WSUP’s work in providing water and sanitation services to the urban poor takes place in contexts with complex formal and informal land ownership arrangements. Drawing on WSUP’s experience in the African Cities for the Future (ACF) programme, this Topic Brief gives an overview of these challenges and discusses solutions that have been developed within the ACF programme. The Topic Brief also offers practical guidance on this issue for programme managers.
Community engagement in water and sanitation service delivery is key for ensuring project sustainability and accountability. This Topic Brief looks at community engagement approaches used by WSUP in three cities within the African Cities for the Future (ACF) programme: Antananarivo (Madagascar), Kumasi (Ghana) and Maputo (Mozambique). The specific focus is on ways to encourage community involvement in the design of water supply and sanitation projects, and ways in which service providers can elicit input and feedback from people living in low-income communities.

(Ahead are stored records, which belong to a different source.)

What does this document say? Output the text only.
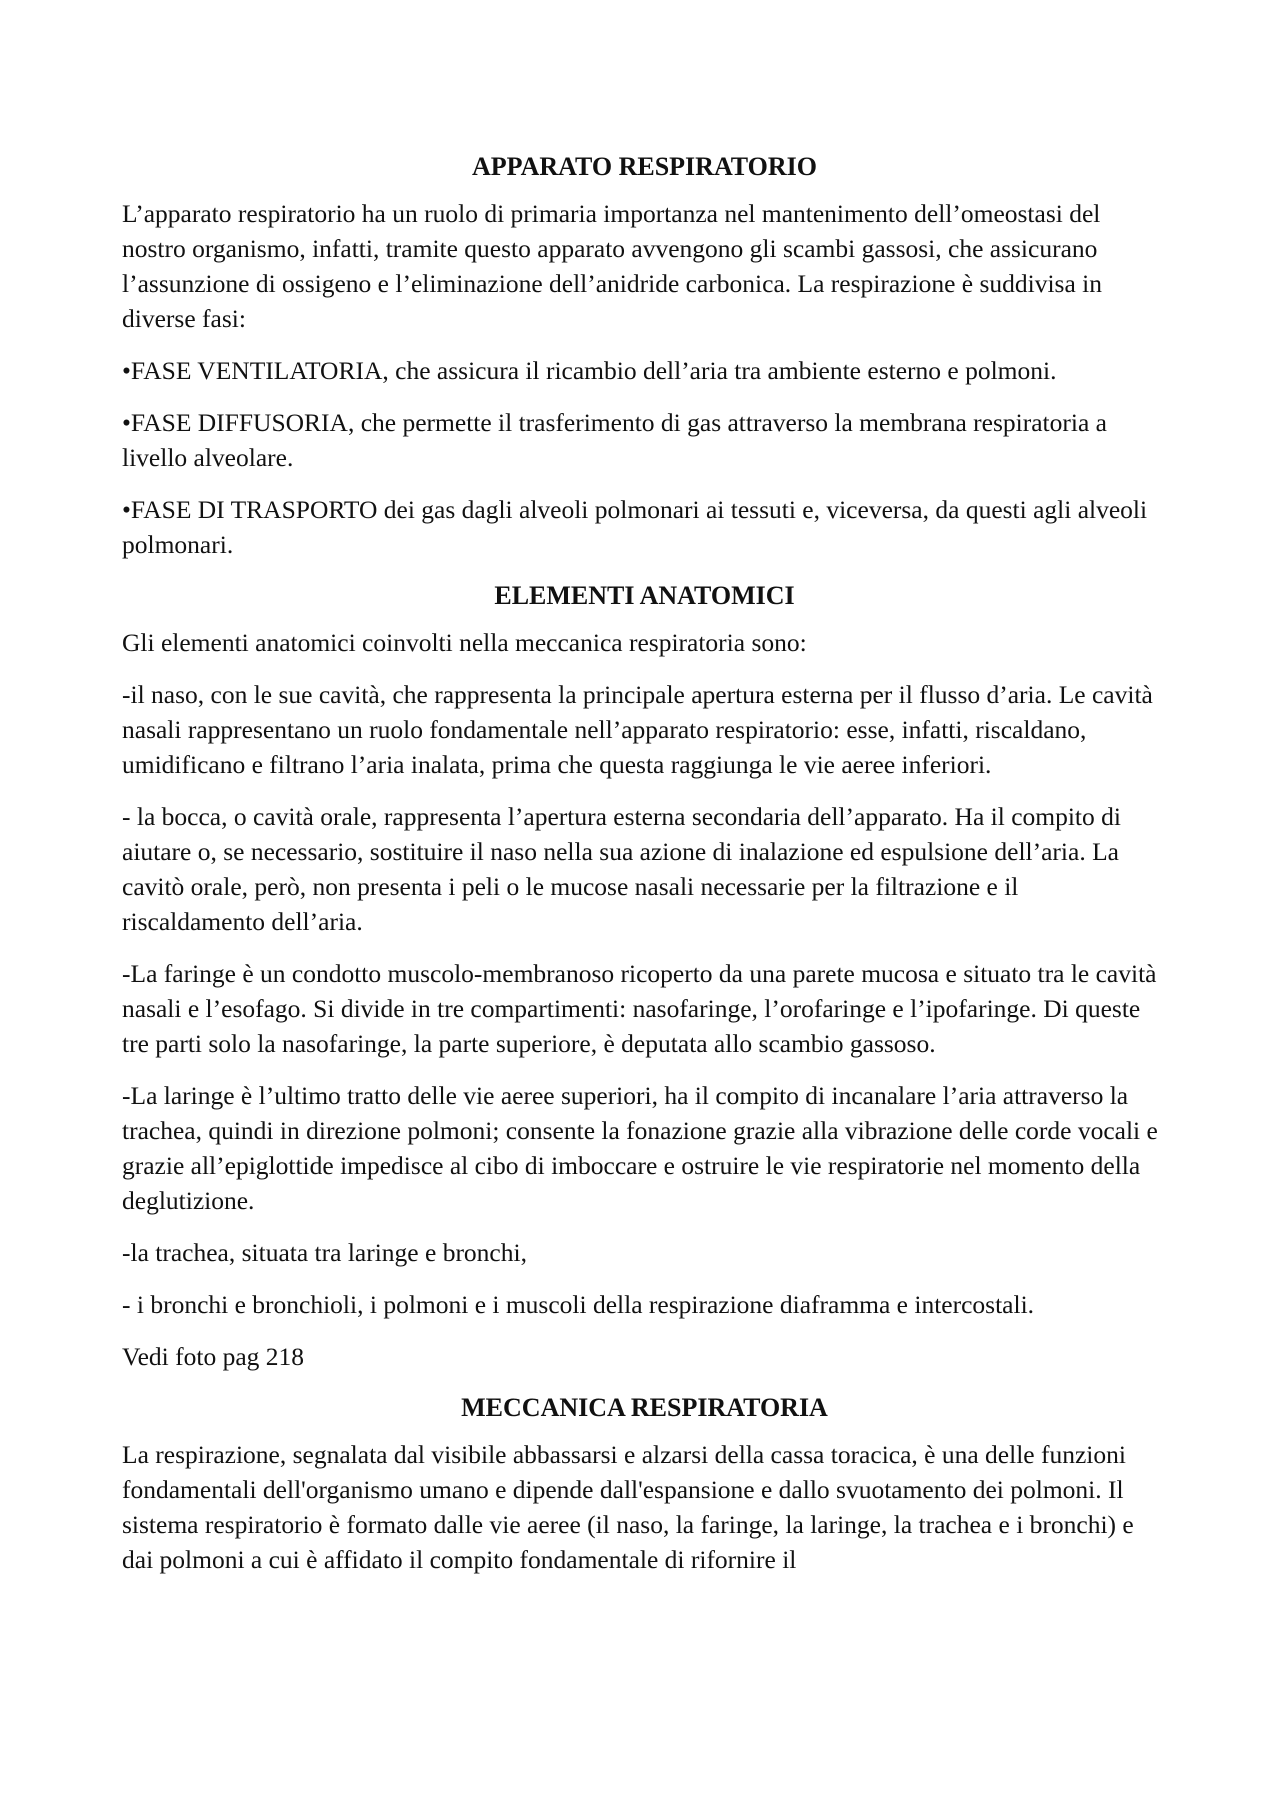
APPARATO RESPIRATORIO

L’apparato respiratorio ha un ruolo di primaria importanza nel mantenimento dell’omeostasi del nostro organismo, infatti, tramite questo apparato avvengono gli scambi gassosi, che assicurano l’assunzione di ossigeno e l’eliminazione dell’anidride carbonica. La respirazione è suddivisa in diverse fasi:

•FASE VENTILATORIA, che assicura il ricambio dell’aria tra ambiente esterno e polmoni.

•FASE DIFFUSORIA, che permette il trasferimento di gas attraverso la membrana respiratoria a livello alveolare.

•FASE DI TRASPORTO dei gas dagli alveoli polmonari ai tessuti e, viceversa, da questi agli alveoli polmonari.

ELEMENTI ANATOMICI

Gli elementi anatomici coinvolti nella meccanica respiratoria sono:

-il naso, con le sue cavità, che rappresenta la principale apertura esterna per il flusso d’aria. Le cavità nasali rappresentano un ruolo fondamentale nell’apparato respiratorio: esse, infatti, riscaldano, umidificano e filtrano l’aria inalata, prima che questa raggiunga le vie aeree inferiori.

- la bocca, o cavità orale, rappresenta l’apertura esterna secondaria dell’apparato. Ha il compito di aiutare o, se necessario, sostituire il naso nella sua azione di inalazione ed espulsione dell’aria. La cavitò orale, però, non presenta i peli o le mucose nasali necessarie per la filtrazione e il riscaldamento dell’aria.

-La faringe è un condotto muscolo-membranoso ricoperto da una parete mucosa e situato tra le cavità nasali e l’esofago. Si divide in tre compartimenti: nasofaringe, l’orofaringe e l’ipofaringe. Di queste tre parti solo la nasofaringe, la parte superiore, è deputata allo scambio gassoso.

-La laringe è l’ultimo tratto delle vie aeree superiori, ha il compito di incanalare l’aria attraverso la trachea, quindi in direzione polmoni; consente la fonazione grazie alla vibrazione delle corde vocali e grazie all’epiglottide impedisce al cibo di imboccare e ostruire le vie respiratorie nel momento della deglutizione.

-la trachea, situata tra laringe e bronchi,

- i bronchi e bronchioli, i polmoni e i muscoli della respirazione diaframma e intercostali.

Vedi foto pag 218

MECCANICA RESPIRATORIA

La respirazione, segnalata dal visibile abbassarsi e alzarsi della cassa toracica, è una delle funzioni fondamentali dell'organismo umano e dipende dall'espansione e dallo svuotamento dei polmoni. Il sistema respiratorio è formato dalle vie aeree (il naso, la faringe, la laringe, la trachea e i bronchi) e dai polmoni a cui è affidato il compito fondamentale di rifornire il
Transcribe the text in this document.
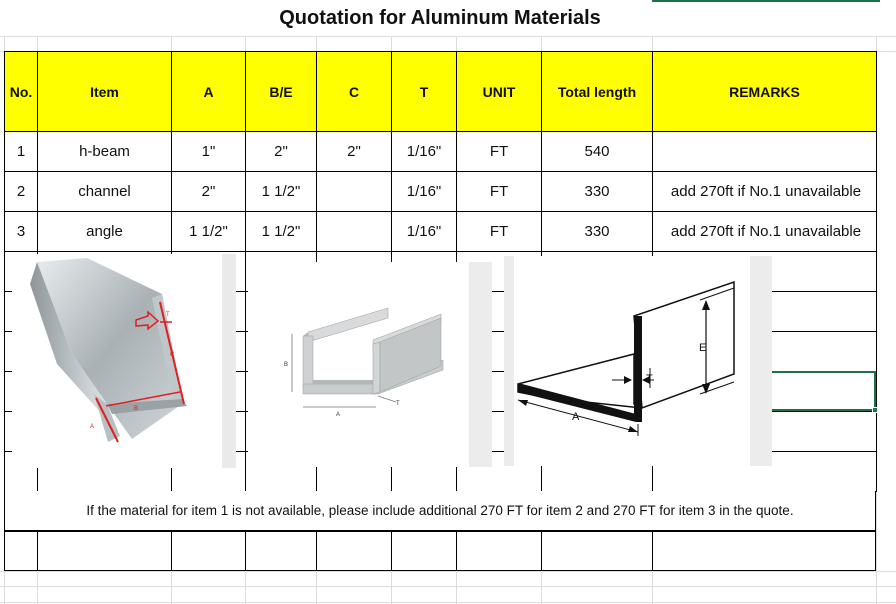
Quotation for Aluminum Materials
No.	Item	A	B/E	C	T	UNIT	Total length	REMARKS
1	h-beam	1"	2"	2"	1/16"	FT	540	
2	channel	2"	1 1/2"		1/16"	FT	330	add 270ft if No.1 unavailable
3	angle	1 1/2"	1 1/2"		1/16"	FT	330	add 270ft if No.1 unavailable

T
C
B
A
B
A
T
E
T
A
If the material for item 1 is not available, please include additional 270 FT for item 2 and 270 FT for item 3 in the quote.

This Topic Brief draws on WSUP’s experience in the six-city African Cities for the Future (ACF) programme to illustrate ways of dealing with the challenges that arise when developing contracts between large and small service providers in the urban setting. The Topic Brief gives practical guidance for programme managers on how to make contracts of this type more effective and more enforceable.
A clear distinction is generally made between community and private management of water and sanitation services to reflect the different motivations, values, attitudes and approaches generally associated with each type of provider.
WSUP often seeks to go beyond this “community” versus “private” dichotomy, to try to get “the best of both worlds”. In this Topic Brief, the approaches used by WSUP in Nairobi, Kumasi and Antananarivo under the African Cities for the Future (ACF) programme are examined from this perspective of blending community and private management models. The Topic Brief concludes with practical guidance on this issue for programme managers.